Instant Golden Oat 40 g
Walnuts 40 g
Melon seeds 40 g
Peanuts 40 g
White sesame seeds 40 g
Raisin 15 g
Candied tangerine 15 g
Brown sugar 30 g
Vegetable oil 35 g
Water 110 g
Cooked glutinous rice flour (Kao Fen) 100 g
Egg Wash
Egg yolk (with little water) 1


  1. Mix golden syrup, vegetable oil and lye water thoroughly in a medium bowl.
  2. Add in Oat King and sift all-purpose flour.

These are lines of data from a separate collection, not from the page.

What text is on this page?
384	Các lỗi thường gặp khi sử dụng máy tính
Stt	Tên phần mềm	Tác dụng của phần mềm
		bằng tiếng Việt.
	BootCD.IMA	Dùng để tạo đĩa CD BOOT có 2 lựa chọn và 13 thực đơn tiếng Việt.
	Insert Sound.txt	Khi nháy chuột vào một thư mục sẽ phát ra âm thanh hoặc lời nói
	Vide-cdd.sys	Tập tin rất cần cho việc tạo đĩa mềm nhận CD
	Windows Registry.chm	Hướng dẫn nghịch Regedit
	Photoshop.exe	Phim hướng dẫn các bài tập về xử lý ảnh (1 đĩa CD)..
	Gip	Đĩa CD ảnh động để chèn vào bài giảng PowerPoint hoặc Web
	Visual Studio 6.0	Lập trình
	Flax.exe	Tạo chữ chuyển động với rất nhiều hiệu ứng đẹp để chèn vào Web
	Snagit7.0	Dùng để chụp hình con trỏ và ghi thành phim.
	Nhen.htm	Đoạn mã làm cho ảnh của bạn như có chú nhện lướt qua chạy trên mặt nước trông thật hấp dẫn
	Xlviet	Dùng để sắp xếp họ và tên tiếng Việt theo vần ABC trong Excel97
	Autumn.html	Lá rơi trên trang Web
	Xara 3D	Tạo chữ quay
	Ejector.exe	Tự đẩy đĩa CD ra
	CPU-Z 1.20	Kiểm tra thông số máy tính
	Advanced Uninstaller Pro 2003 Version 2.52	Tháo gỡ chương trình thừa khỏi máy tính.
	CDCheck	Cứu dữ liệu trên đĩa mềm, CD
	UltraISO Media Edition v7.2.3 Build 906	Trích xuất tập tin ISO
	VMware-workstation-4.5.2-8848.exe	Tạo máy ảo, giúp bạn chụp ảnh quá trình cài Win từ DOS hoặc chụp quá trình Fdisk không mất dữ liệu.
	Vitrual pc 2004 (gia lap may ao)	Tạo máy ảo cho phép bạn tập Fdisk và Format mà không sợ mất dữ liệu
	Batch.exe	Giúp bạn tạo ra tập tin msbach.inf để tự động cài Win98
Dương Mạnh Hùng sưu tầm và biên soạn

  3. By wearing gloves, combine and knead the ingredients into dough, cover with a film wrap and rest for 2 hours.

Filling and assembling

  1. . Toast the Instant Golden Oat, walnuts, melon seeds, white sesame and peanut in oven at 150 ⁰C for 5 min. (Larger nuts can be chopped into small pieces)
  2. Candied tangerine and raisin are diced small.

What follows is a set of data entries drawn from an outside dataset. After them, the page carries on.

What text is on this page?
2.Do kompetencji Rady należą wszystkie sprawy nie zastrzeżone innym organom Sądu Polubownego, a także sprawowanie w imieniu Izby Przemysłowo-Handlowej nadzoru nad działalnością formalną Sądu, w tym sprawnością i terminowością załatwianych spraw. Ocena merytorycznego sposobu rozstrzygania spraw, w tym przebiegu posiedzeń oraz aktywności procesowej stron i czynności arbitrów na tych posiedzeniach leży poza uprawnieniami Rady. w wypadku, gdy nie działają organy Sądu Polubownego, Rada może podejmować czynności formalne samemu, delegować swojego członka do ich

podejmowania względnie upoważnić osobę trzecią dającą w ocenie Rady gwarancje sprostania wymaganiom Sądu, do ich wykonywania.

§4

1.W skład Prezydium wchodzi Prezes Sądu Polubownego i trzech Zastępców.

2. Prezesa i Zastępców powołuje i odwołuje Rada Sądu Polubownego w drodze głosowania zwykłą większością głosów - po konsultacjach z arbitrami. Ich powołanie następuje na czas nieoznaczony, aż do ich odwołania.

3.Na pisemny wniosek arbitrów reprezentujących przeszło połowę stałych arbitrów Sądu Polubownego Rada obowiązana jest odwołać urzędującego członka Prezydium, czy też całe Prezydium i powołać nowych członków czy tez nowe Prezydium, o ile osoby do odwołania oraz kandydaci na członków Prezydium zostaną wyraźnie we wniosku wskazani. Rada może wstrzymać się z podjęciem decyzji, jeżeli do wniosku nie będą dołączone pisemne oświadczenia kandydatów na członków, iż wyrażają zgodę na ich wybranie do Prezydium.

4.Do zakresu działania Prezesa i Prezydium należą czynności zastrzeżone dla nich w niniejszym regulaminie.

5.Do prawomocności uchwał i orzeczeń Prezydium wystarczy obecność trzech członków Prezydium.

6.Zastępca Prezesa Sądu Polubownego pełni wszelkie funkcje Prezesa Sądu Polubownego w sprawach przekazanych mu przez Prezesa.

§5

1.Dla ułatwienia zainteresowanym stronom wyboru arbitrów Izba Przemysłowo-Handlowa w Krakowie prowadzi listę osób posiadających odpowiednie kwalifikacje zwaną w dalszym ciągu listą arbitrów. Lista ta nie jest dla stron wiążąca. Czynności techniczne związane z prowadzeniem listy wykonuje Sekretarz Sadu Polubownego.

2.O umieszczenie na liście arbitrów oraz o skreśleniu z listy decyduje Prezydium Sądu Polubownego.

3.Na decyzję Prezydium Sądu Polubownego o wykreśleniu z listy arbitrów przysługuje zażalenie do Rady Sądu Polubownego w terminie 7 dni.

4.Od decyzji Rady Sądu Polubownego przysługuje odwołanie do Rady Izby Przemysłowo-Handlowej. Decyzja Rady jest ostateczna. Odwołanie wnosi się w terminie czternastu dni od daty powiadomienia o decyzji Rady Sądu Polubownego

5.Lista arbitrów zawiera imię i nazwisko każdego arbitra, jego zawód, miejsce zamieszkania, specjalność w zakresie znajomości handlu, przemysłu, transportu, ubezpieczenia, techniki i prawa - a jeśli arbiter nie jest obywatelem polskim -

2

  3. By wearing gloves, mix all the ingredients together and knead well, cover with a film wrap and rest for 30 min.
  4. Divide the dough and filling separately with ratio 22 g : 53 g, about 10 mooncake will be made.
  5. Take one of the dough, flatted it and place ball of mooncake filling in center.
  6. Gather the skip up around the filling in even pleats and pinch to close cover the top.
  7. Place mooncake ball in mold, gently press down until the mooncake fills the mold. (Dust the mooncake mold with flour and top out extra flour)
  8. Bake the mooncake in the preheated oven at 180⁰C for 5 min, brush with beaten egg yolk, bake for another 15 min at 180⁰C, or golden brown on the top.
  9. Freshly baked mooncake is hard, let the mooncake cool and store in an air-tight container, the pastry will become soft, called “oil return” in 2-3 days.